Ohio’s statewide ombudsman Leilani Pelletier said ombudsman offices receive copies of involuntary discharge notices and focus on whether a proposed discharge location is “safe and appropriate.” Pelletier said such discharges to shelters against residents’ wishes are rare, but she estimated about 13,000 Ohioans are discharged from nursing homes each month, and she said nursing facilities have legal obligations to ensure discharges meet safety requirements rather than unilaterally deciding where a person should go.
The Associated Press account also described a second CMS inspection, dated Dec. 29, 2025, involving a man discharged from the Laurels of Hillsboro in Hillsboro, Ohio. The report said state and federal records reflect the previous facility name even though the facility was sold in July 2025 and rebranded as Hillsboro Health and Rehab. Inspectors said the facility’s staff did not give the patient the required notice before an involuntary discharge, describing that he wasn’t given any at least 30 days’ notice and that federal law generally requires 30 days’ notice absent health and safety emergencies.

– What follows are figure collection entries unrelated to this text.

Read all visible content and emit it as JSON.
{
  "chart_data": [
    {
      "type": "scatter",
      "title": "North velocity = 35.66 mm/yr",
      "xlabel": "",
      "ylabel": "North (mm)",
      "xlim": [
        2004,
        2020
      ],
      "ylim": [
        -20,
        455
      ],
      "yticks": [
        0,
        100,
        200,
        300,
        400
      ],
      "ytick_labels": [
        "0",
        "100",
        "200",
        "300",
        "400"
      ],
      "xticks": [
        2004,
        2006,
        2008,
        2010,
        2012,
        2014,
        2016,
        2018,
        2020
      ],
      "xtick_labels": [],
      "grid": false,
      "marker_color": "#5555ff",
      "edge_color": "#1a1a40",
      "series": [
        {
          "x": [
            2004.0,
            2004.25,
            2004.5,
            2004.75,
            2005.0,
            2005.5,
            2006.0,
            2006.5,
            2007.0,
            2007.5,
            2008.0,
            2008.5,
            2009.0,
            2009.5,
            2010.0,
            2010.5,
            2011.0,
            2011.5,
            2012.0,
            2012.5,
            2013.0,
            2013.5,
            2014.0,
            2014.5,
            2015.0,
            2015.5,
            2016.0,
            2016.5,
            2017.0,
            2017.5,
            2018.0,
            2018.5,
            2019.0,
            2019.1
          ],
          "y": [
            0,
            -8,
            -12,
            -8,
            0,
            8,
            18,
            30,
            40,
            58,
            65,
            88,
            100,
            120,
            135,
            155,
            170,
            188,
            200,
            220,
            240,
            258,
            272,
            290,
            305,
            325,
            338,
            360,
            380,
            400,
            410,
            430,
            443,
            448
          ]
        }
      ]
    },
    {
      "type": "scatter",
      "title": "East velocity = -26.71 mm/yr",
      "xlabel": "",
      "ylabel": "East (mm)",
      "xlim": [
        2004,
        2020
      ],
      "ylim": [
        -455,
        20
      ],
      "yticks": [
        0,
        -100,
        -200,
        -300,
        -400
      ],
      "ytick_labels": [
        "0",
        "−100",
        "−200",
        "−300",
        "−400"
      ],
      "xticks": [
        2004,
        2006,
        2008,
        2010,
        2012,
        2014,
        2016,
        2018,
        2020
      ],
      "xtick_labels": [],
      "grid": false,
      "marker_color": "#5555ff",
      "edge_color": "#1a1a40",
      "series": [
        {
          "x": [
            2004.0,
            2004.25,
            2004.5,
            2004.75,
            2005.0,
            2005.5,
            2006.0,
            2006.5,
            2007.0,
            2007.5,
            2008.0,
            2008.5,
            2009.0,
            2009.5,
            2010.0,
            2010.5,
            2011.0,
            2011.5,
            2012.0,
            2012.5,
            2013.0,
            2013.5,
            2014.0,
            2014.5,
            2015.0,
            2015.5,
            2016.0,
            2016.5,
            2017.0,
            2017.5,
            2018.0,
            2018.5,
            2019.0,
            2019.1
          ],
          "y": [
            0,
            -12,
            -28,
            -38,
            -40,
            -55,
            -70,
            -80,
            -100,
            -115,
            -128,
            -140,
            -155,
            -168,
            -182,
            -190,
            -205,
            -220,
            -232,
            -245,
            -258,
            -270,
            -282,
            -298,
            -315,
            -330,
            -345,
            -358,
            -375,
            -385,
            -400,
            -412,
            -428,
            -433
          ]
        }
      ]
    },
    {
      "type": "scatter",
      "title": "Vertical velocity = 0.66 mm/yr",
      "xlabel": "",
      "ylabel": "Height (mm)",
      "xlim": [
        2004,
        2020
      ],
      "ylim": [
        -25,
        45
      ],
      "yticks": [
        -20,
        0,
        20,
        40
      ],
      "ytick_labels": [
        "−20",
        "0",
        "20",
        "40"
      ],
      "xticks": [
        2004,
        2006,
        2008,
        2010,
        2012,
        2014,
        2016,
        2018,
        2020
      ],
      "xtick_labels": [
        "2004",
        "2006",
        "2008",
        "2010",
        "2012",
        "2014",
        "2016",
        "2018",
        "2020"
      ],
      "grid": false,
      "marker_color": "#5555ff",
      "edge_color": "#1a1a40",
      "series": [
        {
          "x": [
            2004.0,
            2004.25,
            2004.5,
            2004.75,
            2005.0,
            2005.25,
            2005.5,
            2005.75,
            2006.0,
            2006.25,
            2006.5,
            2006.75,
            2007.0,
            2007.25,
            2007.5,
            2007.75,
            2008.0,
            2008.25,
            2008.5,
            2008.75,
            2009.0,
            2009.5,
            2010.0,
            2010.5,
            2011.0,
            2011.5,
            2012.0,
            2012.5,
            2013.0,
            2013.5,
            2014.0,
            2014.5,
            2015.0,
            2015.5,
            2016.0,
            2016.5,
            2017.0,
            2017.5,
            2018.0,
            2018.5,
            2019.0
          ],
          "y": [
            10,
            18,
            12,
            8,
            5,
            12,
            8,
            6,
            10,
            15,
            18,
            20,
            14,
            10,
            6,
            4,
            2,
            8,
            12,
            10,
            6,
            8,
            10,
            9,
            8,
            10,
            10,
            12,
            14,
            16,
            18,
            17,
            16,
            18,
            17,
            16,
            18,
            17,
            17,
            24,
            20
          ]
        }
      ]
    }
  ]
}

According to the inspection narrative, the man told CMS inspectors in an interview that nursing home staff never told him he was being taken to a homeless shelter. The report said his former roommate told inspectors that staff misrepresented the discharge as involving an assisted living apartment rather than an emergency shelter that would house him for up to 90 days, and that the man arrived to the shelter without needles to use his medications and had difficulty seeing due to cataracts.
In other CMS-cited Ohio cases described by the Associated Press, inspectors reported failures to ensure that residents received their medications and failures to provide the full 30-day notice window before involuntary discharge to homeless shelters. The account said Meadowbrook Manor in Trumbull County sought to discharge a patient with long-term illnesses and a history of substance use and homelessness and, although the patient was given a 30-day notice, inspectors said he was sent to a shelter 20 days later, with the shelter reporting a “mismatch” with what the facility required given the resident’s mobility limitations. The Associated Press also described a separate case at New Lebanon Rehabilitation and Healthcare Center where inspectors said the facility gave roughly 24 hours before discharging a woman to a homeless shelter despite her being entitled to 30 days’ notice.
Scott Wiley, the CEO of the Ohio Health Care Association, said in a statement that the challenges nursing facilities face in Ohio reflect a broader trend as more residents confront unstable housing. Wiley said the issue “has been growing” as unstable housing rises and said “state oversight and resources are needed” for long-term solutions, adding that the problem requires “a collaborative approach” beyond what any single nursing facility provider can manage.